31. Başvurucu tarafından ileri sürülen iddialar, mahkemelerce
delillerin değerlendirilmesi ve hukuk kurallarının yorumlanmasına ilişkin olup
mahkeme kararlarında bariz takdir hatası veya açık bir keyfîlik
oluşturan bir hususun da bulunmadığı dikkate alındığında ihlal iddialarının
kanun yolu şikâyeti niteliğinde olduğu anlaşılmaktadır.
32. Açıklanan nedenlerle başvurunun diğer kabul edilebilirlik
koşulları yönünden incelenmeksizin açıkça
dayanaktan yoksun olması nedeniyle kabul edilemez olduğuna karar
verilmesi gerekir.
D. 6216 Sayılı Kanun'un
50. Maddesi Yönünden
33. 30/3/2011 tarihli ve 6216 sayılı Anayasa Mahkemesinin
Kuruluşu ve Yargılama Usulleri Hakkında Kanun’un 50. maddesinin (1) ve (2)
numaralı fıkraları şöyledir:
“(1) Esas inceleme sonunda, başvurucunun
hakkının ihlal edildiğine ya da edilmediğine karar verilir. İhlal kararı
verilmesi hâlinde ihlalin ve sonuçlarının ortadan kaldırılması için yapılması
gerekenlere hükmedilir…
(2) Tespit edilen ihlal bir mahkeme kararından
kaynaklanmışsa, ihlali ve sonuçlarını ortadan kaldırmak için yeniden yargılama
yapmak üzere dosya ilgili mahkemeye gönderilir.
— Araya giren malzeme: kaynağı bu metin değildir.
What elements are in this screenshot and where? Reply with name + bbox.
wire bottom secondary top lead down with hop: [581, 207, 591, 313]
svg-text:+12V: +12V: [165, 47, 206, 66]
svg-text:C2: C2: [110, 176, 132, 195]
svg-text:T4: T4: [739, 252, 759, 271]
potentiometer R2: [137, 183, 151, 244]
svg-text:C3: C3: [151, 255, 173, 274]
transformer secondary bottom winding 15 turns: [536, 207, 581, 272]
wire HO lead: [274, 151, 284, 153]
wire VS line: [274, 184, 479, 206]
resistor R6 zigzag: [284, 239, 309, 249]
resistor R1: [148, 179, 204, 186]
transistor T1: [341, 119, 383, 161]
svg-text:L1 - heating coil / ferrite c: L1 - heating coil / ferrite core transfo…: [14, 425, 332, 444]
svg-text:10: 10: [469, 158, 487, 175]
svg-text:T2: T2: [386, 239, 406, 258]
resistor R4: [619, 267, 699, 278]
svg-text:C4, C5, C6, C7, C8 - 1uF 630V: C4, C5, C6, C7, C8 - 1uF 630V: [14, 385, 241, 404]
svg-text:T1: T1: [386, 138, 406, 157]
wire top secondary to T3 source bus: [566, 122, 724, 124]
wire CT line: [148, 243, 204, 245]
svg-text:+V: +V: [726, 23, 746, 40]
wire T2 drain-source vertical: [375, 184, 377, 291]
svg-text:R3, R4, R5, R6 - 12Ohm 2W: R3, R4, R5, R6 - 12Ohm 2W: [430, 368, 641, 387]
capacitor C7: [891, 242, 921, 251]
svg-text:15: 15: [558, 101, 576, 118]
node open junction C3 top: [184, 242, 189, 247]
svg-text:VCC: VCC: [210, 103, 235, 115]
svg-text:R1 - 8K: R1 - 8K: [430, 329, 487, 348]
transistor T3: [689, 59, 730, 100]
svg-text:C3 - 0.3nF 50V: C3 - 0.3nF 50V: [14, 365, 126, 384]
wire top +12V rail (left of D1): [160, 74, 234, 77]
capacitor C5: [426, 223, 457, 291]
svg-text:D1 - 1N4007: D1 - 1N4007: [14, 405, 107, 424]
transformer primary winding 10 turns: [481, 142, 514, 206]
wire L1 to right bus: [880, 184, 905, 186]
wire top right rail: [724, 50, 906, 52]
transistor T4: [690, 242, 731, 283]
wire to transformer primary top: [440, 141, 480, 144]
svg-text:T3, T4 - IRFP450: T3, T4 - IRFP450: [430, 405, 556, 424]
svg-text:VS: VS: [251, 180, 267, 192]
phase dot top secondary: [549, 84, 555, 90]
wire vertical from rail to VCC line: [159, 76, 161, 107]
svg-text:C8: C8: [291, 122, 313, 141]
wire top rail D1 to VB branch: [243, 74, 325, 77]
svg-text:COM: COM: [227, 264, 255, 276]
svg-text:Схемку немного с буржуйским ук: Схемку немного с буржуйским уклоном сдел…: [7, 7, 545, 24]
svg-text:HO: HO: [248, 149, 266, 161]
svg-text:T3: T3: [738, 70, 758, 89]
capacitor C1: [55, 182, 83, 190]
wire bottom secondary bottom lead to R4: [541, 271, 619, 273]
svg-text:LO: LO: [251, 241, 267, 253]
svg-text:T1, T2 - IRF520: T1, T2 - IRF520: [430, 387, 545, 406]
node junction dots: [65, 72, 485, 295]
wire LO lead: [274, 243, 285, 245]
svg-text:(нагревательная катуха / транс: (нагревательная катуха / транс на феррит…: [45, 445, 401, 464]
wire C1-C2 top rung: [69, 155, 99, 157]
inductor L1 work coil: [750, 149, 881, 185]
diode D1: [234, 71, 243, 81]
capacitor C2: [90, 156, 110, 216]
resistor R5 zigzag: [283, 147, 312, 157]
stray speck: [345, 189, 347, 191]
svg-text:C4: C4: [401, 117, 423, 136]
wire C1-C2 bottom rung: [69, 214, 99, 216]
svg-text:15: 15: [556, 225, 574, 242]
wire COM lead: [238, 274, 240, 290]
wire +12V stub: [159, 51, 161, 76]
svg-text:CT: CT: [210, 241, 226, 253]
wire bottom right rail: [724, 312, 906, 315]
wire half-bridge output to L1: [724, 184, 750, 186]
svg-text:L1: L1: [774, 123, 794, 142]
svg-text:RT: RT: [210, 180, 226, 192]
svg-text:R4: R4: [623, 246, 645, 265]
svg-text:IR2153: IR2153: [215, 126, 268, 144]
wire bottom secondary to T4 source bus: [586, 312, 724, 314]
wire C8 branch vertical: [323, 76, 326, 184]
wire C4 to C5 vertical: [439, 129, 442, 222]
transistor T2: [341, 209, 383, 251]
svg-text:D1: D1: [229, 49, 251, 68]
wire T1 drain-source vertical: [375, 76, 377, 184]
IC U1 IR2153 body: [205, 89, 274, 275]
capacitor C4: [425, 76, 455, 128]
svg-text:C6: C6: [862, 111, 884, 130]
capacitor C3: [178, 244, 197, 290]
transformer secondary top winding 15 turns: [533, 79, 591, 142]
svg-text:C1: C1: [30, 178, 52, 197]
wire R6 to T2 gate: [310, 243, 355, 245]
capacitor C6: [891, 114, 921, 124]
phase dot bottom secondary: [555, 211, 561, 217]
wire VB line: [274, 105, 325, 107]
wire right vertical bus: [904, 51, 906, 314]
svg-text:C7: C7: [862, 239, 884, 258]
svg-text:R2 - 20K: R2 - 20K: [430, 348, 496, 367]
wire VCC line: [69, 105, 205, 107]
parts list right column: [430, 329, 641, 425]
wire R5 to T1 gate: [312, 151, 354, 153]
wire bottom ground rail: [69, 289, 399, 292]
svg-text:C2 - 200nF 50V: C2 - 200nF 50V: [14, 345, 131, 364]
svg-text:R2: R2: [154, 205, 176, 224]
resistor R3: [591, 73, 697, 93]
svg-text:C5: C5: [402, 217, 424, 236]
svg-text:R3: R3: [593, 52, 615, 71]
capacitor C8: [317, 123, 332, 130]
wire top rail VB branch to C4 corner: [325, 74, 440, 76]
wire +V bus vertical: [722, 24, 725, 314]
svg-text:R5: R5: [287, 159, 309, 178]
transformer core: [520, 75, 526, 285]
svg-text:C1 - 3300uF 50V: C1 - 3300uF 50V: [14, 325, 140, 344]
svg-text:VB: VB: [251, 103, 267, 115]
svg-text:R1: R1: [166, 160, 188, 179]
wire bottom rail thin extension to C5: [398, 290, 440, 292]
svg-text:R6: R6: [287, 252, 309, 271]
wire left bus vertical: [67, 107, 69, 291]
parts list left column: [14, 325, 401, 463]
Yeniden yargılama yapılmasında
hukuki yarar bulunmayan hâllerde başvurucu lehine tazminata hükmedilebilir veya
genel mahkemelerde dava açılması yolu gösterilebilir. Yeniden yargılama
yapmakla yükümlü mahkeme, Anayasa Mahkemesinin ihlal kararında açıkladığı
ihlali ve sonuçlarını ortadan kaldıracak şekilde mümkünse dosya üzerinden karar
verir.”
34. Başvurucu, hak ihlaline dayalı tazminat verilmesi hususunun
idarece yerine getirilmesine karar verilmesini talep etmiştir.
35. Başvuruda, makul sürede yargılanma hakkının ihlal edildiği
sonucuna varılmıştır.
36. Başvurucu, Anayasa Mahkemesinden tazminat talebinde
bulunmadığından lehine tazminata hükmedilmesi mümkün değildir.
37. Dosyadaki belgelerden tespit edilen 206,10 TL harç ve 1.800
TL vekâlet ücretinden oluşan toplam 2.006,10 TL yargılama giderinin başvurucuya
ödenmesine karar verilmesi gerekir.
V. HÜKÜM
Açıklanan gerekçelerle;
A. 1. Kişi hürriyeti ve güvenliği hakkının ihlal edildiğine
ilişkin iddianın süre aşımı
nedeniyle KABUL EDİLEMEZ OLDUĞUNA,
2. Makul sürede yargılanma hakkının ihlal edildiğine ilişkin iddianın
KABUL EDİLEBİLİR OLDUĞUNA,
3. Diğer ihlal iddialarının açıkça
dayanaktan yoksun olması nedeniyle KABUL EDİLEMEZ OLDUĞUNA,
B. Anayasa’nın 36. maddesinde güvence altına alınan makul sürede
yargılanma hakkının İHLAL EDİLDİĞİNE,
C. 206,10 TL harç ve 1.800 TL vekâlet ücretinden oluşan toplam
2.006,10 TL yargılama giderinin BAŞVURUCUYA ÖDENMESİNE,
D. Ödemenin, kararın tebliğini takiben başvurucunun Maliye
Bakanlığına başvuru tarihinden itibaren dört ay içinde yapılmasına, ödemede
gecikme olması hâlinde bu sürenin sona erdiği tarihten ödeme tarihine kadar
geçen süre için yasal FAİZ UYGULANMASINA,
E. Kararın bir örneğinin Adalet Bakanlığına GÖNDERİLMESİNE
5/12/2017 tarihinde OYBİRLİĞİYLE karar verildi.